I did notice (I meant to point out) that I have concerns about this part of the new uniqueness check code: " if (P_IGNORE(topaque) || !P_ISLEAF(topaque)) break; "
My concern here is with the !P_ISLEAF(topaque) test -- it shouldn't be required
I agree. But I didn't see the need to check uniqueness constraints violations in internal pages. Furthermore, it doesn't mean only a violation of constraint, but a major index corruption. I agree that checking and reporting this type of corruption separately is a possible thing.

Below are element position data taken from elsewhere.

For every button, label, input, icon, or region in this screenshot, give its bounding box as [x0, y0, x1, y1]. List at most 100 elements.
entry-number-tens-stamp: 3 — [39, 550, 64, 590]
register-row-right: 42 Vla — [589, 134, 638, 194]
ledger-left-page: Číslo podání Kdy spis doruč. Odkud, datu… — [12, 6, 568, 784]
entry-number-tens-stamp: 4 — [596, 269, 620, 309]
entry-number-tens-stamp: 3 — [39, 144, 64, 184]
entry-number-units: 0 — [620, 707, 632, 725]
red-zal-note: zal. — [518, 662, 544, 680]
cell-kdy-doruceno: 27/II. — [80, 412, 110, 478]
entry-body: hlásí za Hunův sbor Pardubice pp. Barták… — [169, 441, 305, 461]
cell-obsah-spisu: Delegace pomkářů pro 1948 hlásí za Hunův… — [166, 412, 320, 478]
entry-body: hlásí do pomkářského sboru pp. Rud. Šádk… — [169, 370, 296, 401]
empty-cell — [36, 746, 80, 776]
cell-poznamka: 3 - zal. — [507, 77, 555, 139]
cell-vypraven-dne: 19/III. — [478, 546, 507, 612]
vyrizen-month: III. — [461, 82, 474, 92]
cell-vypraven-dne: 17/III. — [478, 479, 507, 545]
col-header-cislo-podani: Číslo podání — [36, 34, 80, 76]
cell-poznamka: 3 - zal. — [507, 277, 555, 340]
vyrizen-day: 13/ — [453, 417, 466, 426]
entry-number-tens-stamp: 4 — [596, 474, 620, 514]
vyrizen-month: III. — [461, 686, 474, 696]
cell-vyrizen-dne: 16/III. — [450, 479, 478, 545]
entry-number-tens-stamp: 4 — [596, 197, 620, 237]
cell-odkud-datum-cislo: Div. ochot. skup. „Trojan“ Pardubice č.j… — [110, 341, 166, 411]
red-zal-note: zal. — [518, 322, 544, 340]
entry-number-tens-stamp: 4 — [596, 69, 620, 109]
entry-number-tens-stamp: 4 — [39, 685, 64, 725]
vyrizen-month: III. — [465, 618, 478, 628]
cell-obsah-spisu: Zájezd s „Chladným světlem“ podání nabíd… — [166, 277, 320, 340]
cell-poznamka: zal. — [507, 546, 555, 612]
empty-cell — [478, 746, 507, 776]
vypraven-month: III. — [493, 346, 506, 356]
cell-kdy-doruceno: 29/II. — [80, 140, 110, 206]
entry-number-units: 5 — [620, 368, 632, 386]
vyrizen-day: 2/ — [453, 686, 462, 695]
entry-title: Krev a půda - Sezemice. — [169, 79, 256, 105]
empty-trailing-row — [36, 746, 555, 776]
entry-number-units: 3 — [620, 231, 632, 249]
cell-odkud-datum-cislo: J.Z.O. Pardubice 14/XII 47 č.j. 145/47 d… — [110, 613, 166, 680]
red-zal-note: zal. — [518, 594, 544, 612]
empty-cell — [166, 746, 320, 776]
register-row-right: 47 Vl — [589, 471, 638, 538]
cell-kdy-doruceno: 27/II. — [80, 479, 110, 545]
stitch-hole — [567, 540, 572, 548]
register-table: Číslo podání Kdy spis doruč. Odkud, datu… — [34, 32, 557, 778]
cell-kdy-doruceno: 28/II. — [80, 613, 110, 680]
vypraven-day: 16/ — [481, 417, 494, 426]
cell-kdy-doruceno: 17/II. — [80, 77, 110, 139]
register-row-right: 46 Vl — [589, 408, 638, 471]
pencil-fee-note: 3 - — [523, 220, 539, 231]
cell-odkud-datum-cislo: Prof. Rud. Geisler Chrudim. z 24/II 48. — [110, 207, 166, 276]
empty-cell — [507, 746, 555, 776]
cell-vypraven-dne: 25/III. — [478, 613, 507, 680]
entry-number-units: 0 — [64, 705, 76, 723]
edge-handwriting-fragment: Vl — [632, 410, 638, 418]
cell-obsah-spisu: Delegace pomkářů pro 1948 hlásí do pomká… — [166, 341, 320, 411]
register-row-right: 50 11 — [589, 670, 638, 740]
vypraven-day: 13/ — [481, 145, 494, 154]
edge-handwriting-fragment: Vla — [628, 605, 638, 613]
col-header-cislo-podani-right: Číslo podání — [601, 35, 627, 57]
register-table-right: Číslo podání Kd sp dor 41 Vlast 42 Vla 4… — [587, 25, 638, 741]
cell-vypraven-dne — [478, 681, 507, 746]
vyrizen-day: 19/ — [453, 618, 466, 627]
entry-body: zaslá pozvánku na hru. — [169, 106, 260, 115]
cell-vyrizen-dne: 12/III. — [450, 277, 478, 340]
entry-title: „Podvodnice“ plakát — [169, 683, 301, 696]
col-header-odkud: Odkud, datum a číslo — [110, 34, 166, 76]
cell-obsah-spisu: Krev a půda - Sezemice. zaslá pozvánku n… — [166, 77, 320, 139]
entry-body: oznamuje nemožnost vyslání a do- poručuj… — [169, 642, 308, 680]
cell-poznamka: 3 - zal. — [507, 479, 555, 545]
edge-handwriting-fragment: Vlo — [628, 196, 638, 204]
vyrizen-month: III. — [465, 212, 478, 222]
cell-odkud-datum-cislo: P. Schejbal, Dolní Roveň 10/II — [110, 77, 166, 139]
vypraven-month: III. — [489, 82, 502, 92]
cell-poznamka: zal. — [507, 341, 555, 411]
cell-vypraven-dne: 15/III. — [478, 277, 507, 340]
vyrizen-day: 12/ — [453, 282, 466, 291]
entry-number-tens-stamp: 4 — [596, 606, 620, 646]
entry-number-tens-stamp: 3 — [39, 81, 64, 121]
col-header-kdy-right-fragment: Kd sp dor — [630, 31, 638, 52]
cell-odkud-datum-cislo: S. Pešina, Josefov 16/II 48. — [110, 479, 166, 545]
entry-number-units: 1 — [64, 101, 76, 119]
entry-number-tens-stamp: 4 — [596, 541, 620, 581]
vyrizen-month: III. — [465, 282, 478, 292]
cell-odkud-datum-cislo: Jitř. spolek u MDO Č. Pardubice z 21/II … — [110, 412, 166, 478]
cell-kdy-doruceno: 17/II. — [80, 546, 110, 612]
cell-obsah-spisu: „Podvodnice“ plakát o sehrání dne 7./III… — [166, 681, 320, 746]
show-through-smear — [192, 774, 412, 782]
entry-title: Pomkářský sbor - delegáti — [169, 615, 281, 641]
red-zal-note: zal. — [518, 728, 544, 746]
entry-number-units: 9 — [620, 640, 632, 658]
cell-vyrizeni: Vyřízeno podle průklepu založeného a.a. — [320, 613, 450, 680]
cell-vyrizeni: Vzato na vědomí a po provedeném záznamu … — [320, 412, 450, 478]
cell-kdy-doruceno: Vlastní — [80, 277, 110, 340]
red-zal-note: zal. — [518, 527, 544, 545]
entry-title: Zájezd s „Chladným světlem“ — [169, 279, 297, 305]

Separately, I dislike the way the target block changes within bt_target_page_check(). The general idea behind verify_nbtree.c's target block is that every block becomes the target exactly once, in a clearly defined place. All corruption (in the index structure itself) is formally considered to be a problem with that particular target block. I want to be able to clearly distinguish between the target and target's right sibling here, to explain my concerns, but they're kinda both the target, so that's a lot harder than it should be. (Admittedly directly blaming the target block has always been a little bit arbitrary, at least in certain cases, but even there it provides structure that makes things much easier to describe unambiguously.)
The possible way to load the target block only once is to get rid of the cross-page uniqueness violation check. I introduced it to catch more possible cases of uniqueness violations. Though they are expected to be extremely rare, and anyway the algorithm doesn't get any warranty, just does its best to catch what is possible. I don't object to this change.